The Next 100 Years: A Forecast for the 21st Century
By George Friedman
As I mentioned in a recent review, Friedman is CEO of Stratfor, an Austin-based provider of geostrategic analysis. In this book, Friedman attempts to forecast the geostrategic challenges of the next century. Given the tremendous changes of the last 100 years, one might consider this undertaking to be well beyond the ability of even a foremost geostrategic analyst. Friedman acknowledges the point and emphasizes that he can't predict the details of the future - just the broad outlines. For instance, Friedman predicts that the US will continue to be the dominant global power, despite predicted challenges from Russia (2020s), an alliance between Turkey and Japan (2050s), and Mexico (2080).
Those challenges may seem oddly specific, but Friedman argues that they flow from the geostrategic implications of each country. Russia has become a net commodities exporter, meaning that it has a limited window to achieve security by reclaiming a buffer region via satellite countries, including Poland - which will not want to go back into the fold. Japan is a net importer and must guarantee the steady flow of imports for its own strategic security, and that need will clash with US interests in the Pacific. And Mexico, Friedman says, will pose a challenge late in the century not just because it will be a first-world nation at the US border but also because the US border region will become culturally much more similar to Mexico. So Friedman confidently predicts that these issues, involving these entities, in roughly this timeframe, will come to pass.

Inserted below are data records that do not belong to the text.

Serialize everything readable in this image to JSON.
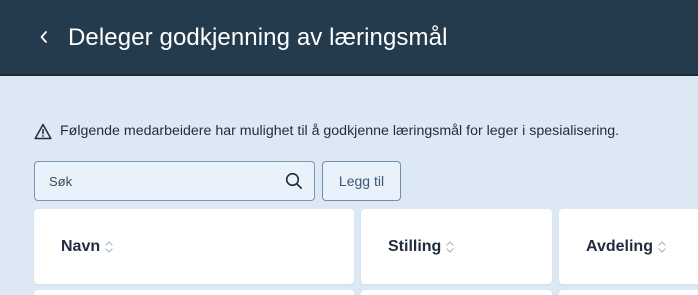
{
  "header": {
    "title": "Deleger godkjenning av læringsmål",
    "back_icon": "chevron-left-icon"
  },
  "info": {
    "icon": "warning-triangle-icon",
    "text": "Følgende medarbeidere har mulighet til å godkjenne læringsmål for leger i spesialisering."
  },
  "search": {
    "placeholder": "Søk",
    "value": "",
    "icon": "search-icon"
  },
  "add_button": {
    "label": "Legg til"
  },
  "table": {
    "columns": [
      {
        "label": "Navn",
        "sort_icon": "sort-icon"
      },
      {
        "label": "Stilling",
        "sort_icon": "sort-icon"
      },
      {
        "label": "Avdeling",
        "sort_icon": "sort-icon"
      }
    ]
  },
  "colors": {
    "header_bg": "#243a4d",
    "page_bg": "#dce8f3",
    "card_bg": "#ffffff",
    "button_border": "#6f8fad"
  }
}
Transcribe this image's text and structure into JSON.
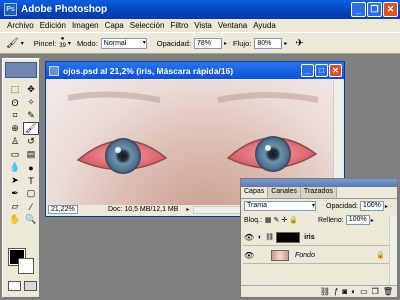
{
  "app": {
    "title": "Adobe Photoshop",
    "logo_text": "Ps"
  },
  "menu": [
    "Archivo",
    "Edición",
    "Imagen",
    "Capa",
    "Selección",
    "Filtro",
    "Vista",
    "Ventana",
    "Ayuda"
  ],
  "options": {
    "pincel_label": "Pincel:",
    "brush_size": "39",
    "modo_label": "Modo:",
    "modo_value": "Normal",
    "opacidad_label": "Opacidad:",
    "opacidad_value": "78%",
    "flujo_label": "Flujo:",
    "flujo_value": "80%"
  },
  "document": {
    "title": "ojos.psd al 21,2% (iris, Máscara rápida/16)",
    "zoom": "21,22%",
    "doc_info": "Doc: 10,5 MB/12,1 MB"
  },
  "layers_panel": {
    "tabs": [
      "Capas",
      "Canales",
      "Trazados"
    ],
    "blend_mode": "Trama",
    "opacity_label": "Opacidad:",
    "opacity_value": "100%",
    "lock_label": "Bloq.:",
    "fill_label": "Relleno:",
    "fill_value": "100%",
    "layers": [
      {
        "name": "iris",
        "italic": false
      },
      {
        "name": "Fondo",
        "italic": true
      }
    ]
  }
}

Friedman does also speculate in greater detail about these conflicts, though he marks these as speculation. This speculation reaches its height in Chapter 11, where Friedman plots out a war in which Japan and Turkey join to attack US' ally Poland in the 2050s. The war begins when Japan's moon base launches missiles to disable the US' orbiting battle stations, providing cover for Turkey to invade Poland in super-soldier exoskeletons - well, you get the idea. Chapter 11 would make a great plot for a science fiction story.
Reading this book is like reading vintage Toffler. As a thought experiment, it's intriguing, and the timeline helps us to consider how geostrategic issues such as borders and imports may lead to conflicts later in the century. But for every prediction Toffler got right, he had at least one that went wildly wrong. Yes, we have adhocracies all over the place, but we don't have undersea villages. Similarly, this book's value is more in how it helps us to consider geostrategic issues and their implications than it is in providing specific predictions. If that's something you're interested in doing, certainly take a look.